Moles and warts are both common skin growths, but they are very different. Although they may look similar, moles usually have distinct characteristics that make them easy to recognize. Knowing how to differentiate between the two is important for properly identifying potential health concerns.
What are Moles?
Moles are small, dark growths on the skin that range in color from light brown to black. They usually appear as raised spots or patches, but moles can also be flat with a slightly raised border. Most people have 10-45 moles scattered throughout their bodies that typically become more numerous as they age. They may have distinct patterns such as being shaped like a circle or an oval and will typically remain the same size over time.
What are Warts?
Warts are caused by skin infections from the human papilloma virus (HPV). They appear as raised bumps that can vary in color and size. Common types of warts include flat, plantar, and genital warts. Warts also spread easily through contact with affected areas on the skin. Warts may eventually disappear without treatment, but this can take years.
How to Identify Moles and Warts?
There are a few distinct characteristics that can help you identify whether a skin growth is a mole or wart. Moles are usually round or oval, and typically have darker colorations than their surrounding skin, such as brown, black, or blue-ish gray. Moles are usually found on areas exposed to the sun like the face, arms, and legs. Warts, on the other hand, often appear as rough bumps with a hard texture and uneven surface. They’re typically flesh-colored or brown and are most commonly found on the hands and feet.
Can I Remove Them?
Yes, both moles and warts can be removed for cosmetic reasons or for medical reasons. For moles, removal may be a good idea if it appears to change in shape, size, color, or texture. Depending on where it is located and the size of the mole, you may need a doctor’s consultation as surgical removal may be necessary. Warts can be removed through different methods such as cryotherapy (freezing) or topical medications. It’s best to consult a dermatologist to determine the best method for removing your wart safely and effectively.

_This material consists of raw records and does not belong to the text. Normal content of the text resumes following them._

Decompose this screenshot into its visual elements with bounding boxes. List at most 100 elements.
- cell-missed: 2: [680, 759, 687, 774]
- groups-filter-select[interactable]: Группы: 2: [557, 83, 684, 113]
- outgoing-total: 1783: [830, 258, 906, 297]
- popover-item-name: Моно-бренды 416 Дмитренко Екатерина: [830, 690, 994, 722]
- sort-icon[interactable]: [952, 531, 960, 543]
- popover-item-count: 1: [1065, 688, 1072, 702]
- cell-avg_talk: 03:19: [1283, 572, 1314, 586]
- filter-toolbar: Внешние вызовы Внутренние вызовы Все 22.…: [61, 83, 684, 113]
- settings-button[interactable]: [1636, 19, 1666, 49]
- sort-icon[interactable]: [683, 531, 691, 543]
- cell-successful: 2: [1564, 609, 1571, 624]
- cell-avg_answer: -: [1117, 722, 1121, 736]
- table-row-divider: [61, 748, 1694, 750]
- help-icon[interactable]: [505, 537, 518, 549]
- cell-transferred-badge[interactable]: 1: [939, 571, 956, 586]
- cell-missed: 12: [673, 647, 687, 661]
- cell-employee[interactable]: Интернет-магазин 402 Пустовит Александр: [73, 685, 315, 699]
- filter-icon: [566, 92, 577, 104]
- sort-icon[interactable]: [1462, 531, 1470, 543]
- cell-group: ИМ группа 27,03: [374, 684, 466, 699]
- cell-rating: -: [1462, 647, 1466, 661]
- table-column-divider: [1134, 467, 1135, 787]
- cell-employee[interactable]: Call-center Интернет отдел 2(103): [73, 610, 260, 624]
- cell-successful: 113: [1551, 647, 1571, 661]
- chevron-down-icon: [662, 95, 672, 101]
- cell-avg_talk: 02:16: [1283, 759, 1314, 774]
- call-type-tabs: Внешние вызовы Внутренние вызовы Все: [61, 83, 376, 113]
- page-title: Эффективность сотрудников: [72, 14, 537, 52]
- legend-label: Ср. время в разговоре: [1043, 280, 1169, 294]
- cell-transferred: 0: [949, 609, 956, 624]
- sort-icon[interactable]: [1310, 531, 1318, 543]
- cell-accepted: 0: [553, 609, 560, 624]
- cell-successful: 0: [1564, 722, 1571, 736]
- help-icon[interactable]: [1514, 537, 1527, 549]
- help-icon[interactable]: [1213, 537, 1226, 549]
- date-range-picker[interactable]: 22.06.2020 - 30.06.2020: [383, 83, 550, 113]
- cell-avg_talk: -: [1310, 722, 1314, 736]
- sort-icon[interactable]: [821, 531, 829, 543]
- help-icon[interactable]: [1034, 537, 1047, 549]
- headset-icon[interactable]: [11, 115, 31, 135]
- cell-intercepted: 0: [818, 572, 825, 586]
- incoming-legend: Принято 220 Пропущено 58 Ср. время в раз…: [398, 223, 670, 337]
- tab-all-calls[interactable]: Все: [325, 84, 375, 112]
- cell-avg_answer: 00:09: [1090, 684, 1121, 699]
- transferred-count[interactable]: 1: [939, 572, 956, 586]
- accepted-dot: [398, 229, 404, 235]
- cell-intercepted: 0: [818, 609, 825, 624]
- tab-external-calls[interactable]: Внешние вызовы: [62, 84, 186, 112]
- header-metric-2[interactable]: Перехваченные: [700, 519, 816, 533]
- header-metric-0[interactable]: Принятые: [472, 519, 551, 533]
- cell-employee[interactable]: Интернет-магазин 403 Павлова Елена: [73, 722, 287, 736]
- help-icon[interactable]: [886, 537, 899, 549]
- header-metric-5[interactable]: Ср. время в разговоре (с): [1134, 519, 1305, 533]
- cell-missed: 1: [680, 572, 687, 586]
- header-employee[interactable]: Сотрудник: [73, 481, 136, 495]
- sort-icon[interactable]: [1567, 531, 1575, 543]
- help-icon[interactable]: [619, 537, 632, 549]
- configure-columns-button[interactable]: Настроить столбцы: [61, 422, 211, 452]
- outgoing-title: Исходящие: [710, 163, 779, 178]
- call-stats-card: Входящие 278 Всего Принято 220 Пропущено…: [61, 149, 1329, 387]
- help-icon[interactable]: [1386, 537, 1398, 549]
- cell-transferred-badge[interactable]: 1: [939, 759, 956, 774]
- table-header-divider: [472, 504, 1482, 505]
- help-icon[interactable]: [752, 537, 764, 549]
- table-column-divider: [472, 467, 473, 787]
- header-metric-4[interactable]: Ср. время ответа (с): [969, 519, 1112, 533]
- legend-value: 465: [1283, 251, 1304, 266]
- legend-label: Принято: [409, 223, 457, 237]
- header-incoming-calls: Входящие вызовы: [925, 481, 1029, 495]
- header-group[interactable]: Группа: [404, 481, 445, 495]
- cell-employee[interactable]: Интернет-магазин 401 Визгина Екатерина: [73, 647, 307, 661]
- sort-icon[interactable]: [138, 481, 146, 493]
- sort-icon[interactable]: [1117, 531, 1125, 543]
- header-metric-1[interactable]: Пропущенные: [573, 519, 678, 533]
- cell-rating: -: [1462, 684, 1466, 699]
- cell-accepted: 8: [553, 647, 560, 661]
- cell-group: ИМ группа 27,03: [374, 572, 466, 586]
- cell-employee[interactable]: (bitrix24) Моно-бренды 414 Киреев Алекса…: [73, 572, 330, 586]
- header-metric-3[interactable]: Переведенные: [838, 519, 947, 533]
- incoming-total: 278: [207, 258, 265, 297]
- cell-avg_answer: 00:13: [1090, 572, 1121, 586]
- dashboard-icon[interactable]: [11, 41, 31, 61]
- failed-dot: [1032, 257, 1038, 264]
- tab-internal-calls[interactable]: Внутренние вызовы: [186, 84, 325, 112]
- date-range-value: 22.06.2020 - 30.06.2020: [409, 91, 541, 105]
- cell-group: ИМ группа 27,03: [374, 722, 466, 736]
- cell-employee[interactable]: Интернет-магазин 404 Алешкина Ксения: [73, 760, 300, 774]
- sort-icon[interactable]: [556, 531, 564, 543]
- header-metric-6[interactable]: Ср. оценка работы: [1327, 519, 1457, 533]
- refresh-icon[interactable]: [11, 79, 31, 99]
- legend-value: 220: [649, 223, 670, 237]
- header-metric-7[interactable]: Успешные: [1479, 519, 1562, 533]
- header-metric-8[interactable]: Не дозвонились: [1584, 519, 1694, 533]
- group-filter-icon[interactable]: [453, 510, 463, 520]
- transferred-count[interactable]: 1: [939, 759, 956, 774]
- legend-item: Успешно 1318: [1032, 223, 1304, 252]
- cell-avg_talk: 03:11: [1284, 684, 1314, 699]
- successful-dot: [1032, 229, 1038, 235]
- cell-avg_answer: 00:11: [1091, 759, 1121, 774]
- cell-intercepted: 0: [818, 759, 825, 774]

Is There a Risk of Skin Cancers with Moles and Warts?
While moles and warts are not inherently cancerous, some types of moles such as dysplastic nevi have a higher-than-normal risk for becoming cancerous. For this reason, it is important to check any changes in moles with your doctor. Warts are caused by the human papilloma virus (HPV) and some warts may increase your risk for skin cancers, such as squamous cell carcinomas. It is best to be monitored periodically by a dermatologist if you have multiple or changing warts.